Many objects in the zoo are made in the biblical theme: the information center resembles Noah's ark, slides and other elements of the playground - various representatives of flora and fauna, and the sculpture garden includes images of large animals.
There are educational attractions for children (for example, to identify animals by traces), special places where you can communicate with animals - touch and feed dwarf goats, sheep, rabbits, and guinea pigs.
The information center of the Jerusalem Zoo has an auditorium where films are shown, lectures, competitions, exhibitions, and even plays and musical performances are organized. In addition, there are several snack bars and cafes, a gift shop on the territory of the zoo.
It is worth noting that the zoo plans to develop further: the plan of expansion to 400 hectares has already been approved and a new hall of underwater inhabitants has been opened.
THE BIBLICAL ZOO PUBLIC SIGNIFICANCE
Currently, the Bible Zoo is one of the main tourist attractions in Israel, as evidenced, for example, by the fact that from 2005 to 2007 it topped the list of the most visited tourist destinations in the country, and in 2008 it was ranked third after the national park. Masada and Caesarea National Park.
Today, the Jerusalem Zoo is operated by the city government and the Israeli Ministry of Tourism, and its main message is this: if you want to know more about nature, animal welfare, wildlife conservation, and environmental education in the country, then you should visit this place.
The zoo considers the conservation of endangered species to be its main goal. To achieve this, he is taking steps to breed animals in captivity and, in some cases, return them to the wild.
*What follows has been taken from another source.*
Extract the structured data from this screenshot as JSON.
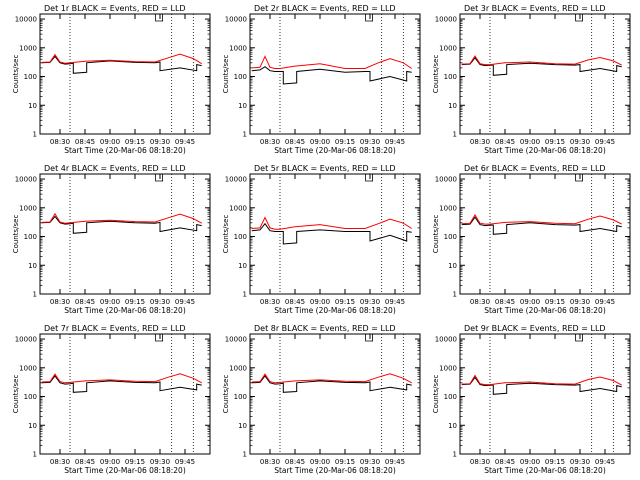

Some of the region's extinct species have been so successfully bred at the Biblical Zoo that their descendants now inhabit reserves throughout Israel. Among them are the Syrian brown bear, the African addax antelope, and the Persian fallow deer.
The zoo's management also makes significant efforts to give it a supranational, intercultural meaning. Almost half of the zoo's employees are Palestinians, in addition, children of Arabs and ultra-Orthodox Jews are actively involved in visiting the zoo (these segments of the population are offered large discounts).
It is worth noting the research work carried out by the Jerusalem Biblical Zoo: it participates in national and international research projects in the fields of zoology, biology, and environmental science, and publishes scientific articles. Through its Aaron Shulov Foundation for the Study of Animals in Captivity, the zoo also provides grants for research on animal husbandry, animal reintroduction, endangered species reproduction, conservative genetics, nutrition, and health care for exotic animals.
TIPS BEFORE VISITING THE BIBLICAL ZOO IN JERUSALEM
During the summer months, it is recommended to visit the Jerusalem Zoo either in the morning or late afternoon, as it is very hot at lunchtime and many animals prefer to hide in the shade or sleep. In addition, the largest number of visitors is observed during the daytime.
Please note that the zoo ticket office stops working one hour before closing time.
Many tourists note that sometimes a whole day is not enough for a careful study of the entire territory of the zoo, so consider your time before visiting.
If you are planning to come to the zoo with children, you can specify the days when various events are held for them. You can do this on the official website of the Jerusalem Bible Zoo.
HOW TO GET TO THE BIBLICAL ZOO IN JERUSALEM?
You can get to the zoo by public transport or by car.
If you are planning to come to the zoo by private car, then be guided by the southwest exit from Jerusalem. The street closest to the zoo is named after its founder - Derech Aharon Shulov. It has a spacious parking lot where you can leave your transport.